Accueil Actu

Cent ans après leur mort, l'Autriche célèbre les maîtres du "Modernisme viennois"

Une avalanche d'expos et de rétrospectives: l'Autriche ouvre une année d'hommages au Modernisme viennois, à l'occasion du centenaire de la mort de quatre des principales figures de ce mouvement qui a bousculé les beaux-arts, Gustav Klimt, Egon Schiele, Koloman Moser et Otto Wagner.

Plus d'une dizaine d'expositions sont programmées au cours de l'année dans la capitale autrichienne et en province pour célébrer l'âge d'or de l'art viennois, qui culmina au tournant 20e siècle.

Mondialement connu pour "Le Baiser" et les portraits de Klimt, aux cotes dépassant les centaines de millions de dollars, ainsi que pour les représentations érotiques de Schiele, le courant a également enfanté deux pères du design et de l'architecte modernes, Koloman Moser et Otto Wagner.

1897: Klimt et Moser claquent la porte de la Maison des artistes de Vienne et officialisent leur "Sécession", prônant un "art global" combinant peinture, design et architecture.
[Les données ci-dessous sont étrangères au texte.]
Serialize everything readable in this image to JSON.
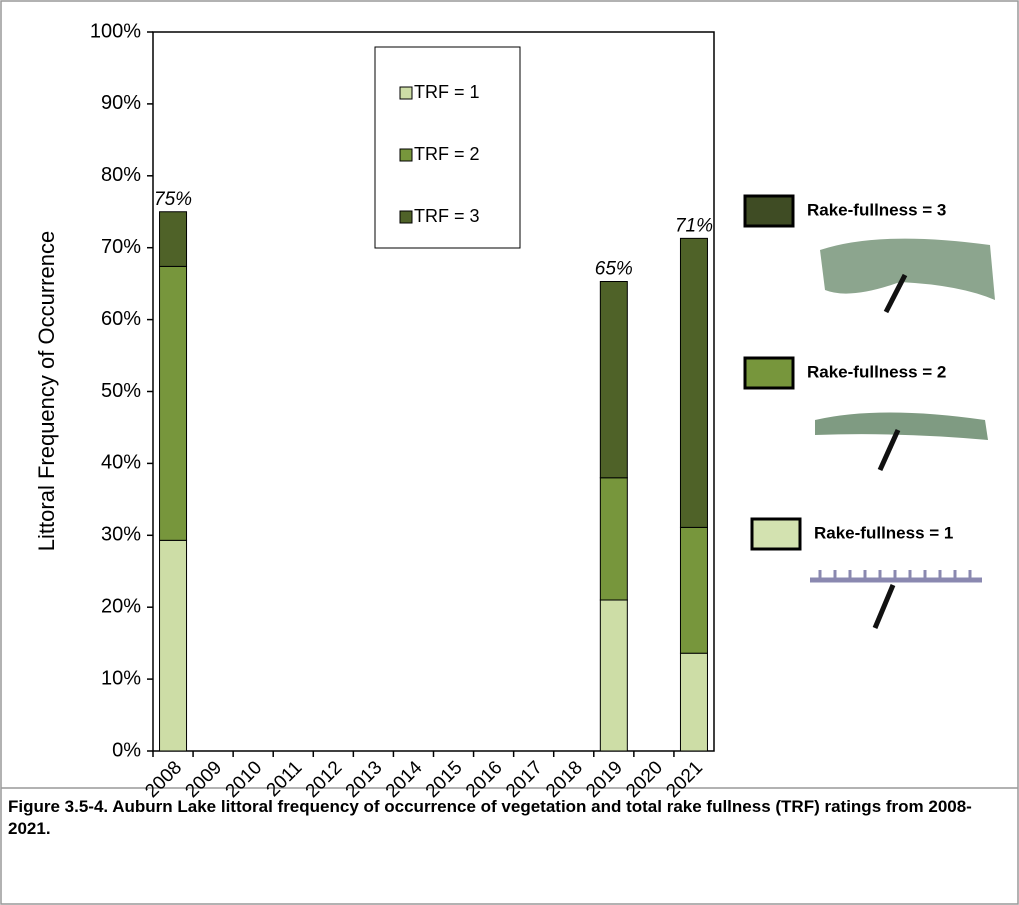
{
  "chart_data": {
    "type": "stacked_bar",
    "y_label": "Littoral Frequency of Occurrence",
    "categories": [
      "2008",
      "2009",
      "2010",
      "2011",
      "2012",
      "2013",
      "2014",
      "2015",
      "2016",
      "2017",
      "2018",
      "2019",
      "2020",
      "2021"
    ],
    "series": [
      {
        "name": "TRF = 1",
        "color": "#cddda6",
        "values": [
          29.3,
          null,
          null,
          null,
          null,
          null,
          null,
          null,
          null,
          null,
          null,
          21,
          null,
          13.6
        ]
      },
      {
        "name": "TRF = 2",
        "color": "#77963c",
        "values": [
          38.1,
          null,
          null,
          null,
          null,
          null,
          null,
          null,
          null,
          null,
          null,
          17,
          null,
          17.5
        ]
      },
      {
        "name": "TRF = 3",
        "color": "#4f6228",
        "values": [
          7.6,
          null,
          null,
          null,
          null,
          null,
          null,
          null,
          null,
          null,
          null,
          27.3,
          null,
          40.2
        ]
      }
    ],
    "totals": [
      75,
      null,
      null,
      null,
      null,
      null,
      null,
      null,
      null,
      null,
      null,
      65.3,
      null,
      71.3
    ],
    "total_labels": [
      "75%",
      null,
      null,
      null,
      null,
      null,
      null,
      null,
      null,
      null,
      null,
      "65%",
      null,
      "71%"
    ],
    "ylim": [
      0,
      100
    ],
    "yticks": [
      {
        "value": 0,
        "label": "0%"
      },
      {
        "value": 10,
        "label": "10%"
      },
      {
        "value": 20,
        "label": "20%"
      },
      {
        "value": 30,
        "label": "30%"
      },
      {
        "value": 40,
        "label": "40%"
      },
      {
        "value": 50,
        "label": "50%"
      },
      {
        "value": 60,
        "label": "60%"
      },
      {
        "value": 70,
        "label": "70%"
      },
      {
        "value": 80,
        "label": "80%"
      },
      {
        "value": 90,
        "label": "90%"
      },
      {
        "value": 100,
        "label": "100%"
      }
    ],
    "rake_legend": [
      {
        "label": "Rake-fullness = 3",
        "color": "#3f4c24"
      },
      {
        "label": "Rake-fullness = 2",
        "color": "#77963c"
      },
      {
        "label": "Rake-fullness = 1",
        "color": "#d3e2b0"
      }
    ],
    "caption": "Figure 3.5-4.  Auburn Lake littoral frequency of occurrence of vegetation and total rake fullness (TRF) ratings from 2008-2021."
  }
}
Et créant le scandale avec notamment la représentation d'une sexualité crue.

Wagner --et son concurrent Adolf Loos-- conçoivent de leur côté à Vienne certains des bâtiments les plus avant-gardistes de leur temps, dont la Caisse d'épargne postale, aux ferronneries en aluminium, et l'église de Steinhof.

Quant au graphisme et au mobilier développés par Moser au sein des Wiener Werkstätte, ils trouvent "un écho mondial grâce à sa revue Ver sacrum", relève Elisabeth Leopold, dont le musée viennois a ouvert jeudi, avec "Vienne 1900", le bal des rétrospectives.

Inspiré dans un premier temps par l'Art nouveau, le Modernisme viennois s'inscrit dans un contexte de bouillonnement artistique également observé à Paris ou Munich. "Vienne n'a pas été précurseur en tout, mais elle en a fait quelque chose de particulier", relève l'historienne de l'art Alexandra Brauner.

- Pillé par les nazis -

Dans l'effervescence économique et intellectuelle d'un empire austro-hongrois à son apogée, le mouvement naît ainsi d'une "collision unique de toutes les formes d'art et de la science, jusqu'à la littérature avec Hofmannsthal, la musique atonale avec Schönberg, la psychanalyse avec Freud et même les sciences économiques avec Schumpeter", relève pour l'AFP Hans-Peter Wipplinger, directeur du musée Leopold.

Et s'il fait tousser à l'époque les tenants d'un art académique, le mouvement rencontre rapidement le succès chez "la nouvelle bourgeoisie très fortunée qui fait alors construire ses palais à Vienne et veut les meubler", souligne-t-il.

Dans l'atelier viennois où il travaille les dernières années de sa vie, Klimt veille d'ailleurs à ménager "deux entrées séparées, l'une pour ses modèles qui patientaient souvent très dénudés dans une antichambre, l'autre pour ses riches clientes", note Baris Alakus, le directeur du lieu.

Collectionnés à l'époque notamment par une élite juive, beaucoup de chefs d'oeuvres du mouvement ont fait par la suite l'objet de pillages nazis avant, pour certains, de revenir de façon controversée dans des collections publiques.

Adoptée en 1998 par le Parlement autrichien, une loi a permis la restitution progressive de quelque 10.000 oeuvres spoliées, dont cinq toiles de Klimt provenant de la collection Bloch-Bauer, revendues par la suite à New York en 2006 pour un montant total alors record de 328 millions de dollars.

Quand ils s'éteignent en 1918 -- Klimt le 6 février d'un infarctus cérébral à 55 ans, Wagner le 11 avril à 76 ans, Moser le 18 octobre d'un cancer à 50 ans et Schiele treize jours plus tard de la grippe espagnole à 28 ans--, les pères du mouvement sont eux-mêmes dépassés par les avant-gardes russe, française ou allemande.

Le peintre Oskar Kokoschka parti en Allemagne, il ne reste guère qu'Adolf Loos (1860-1933), très critique des dérives ornementales de la Sécession, dont il partage par ailleurs le goût pour la fonctionnalité, pour perpétuer le Modernisme viennois.

"Alors que ce courant s'adressait principalement à un public bourgeois, l'avènement de la République fin 1918 permet à Loos de le mettre au service de la population avec le programme unique au monde de construction de logements sociaux qu'il dirige à Vienne", relève Mme Brauner.

Le caractère provoquant d'un Schiele n'a cependant rien perdu de son actualité: une campagne d'affichage pour les commémorations viennoises a dû être amendée dans les métros de Londres et de Hambourg, les opérateurs ayant refusé que soient visibles les sexes représentés.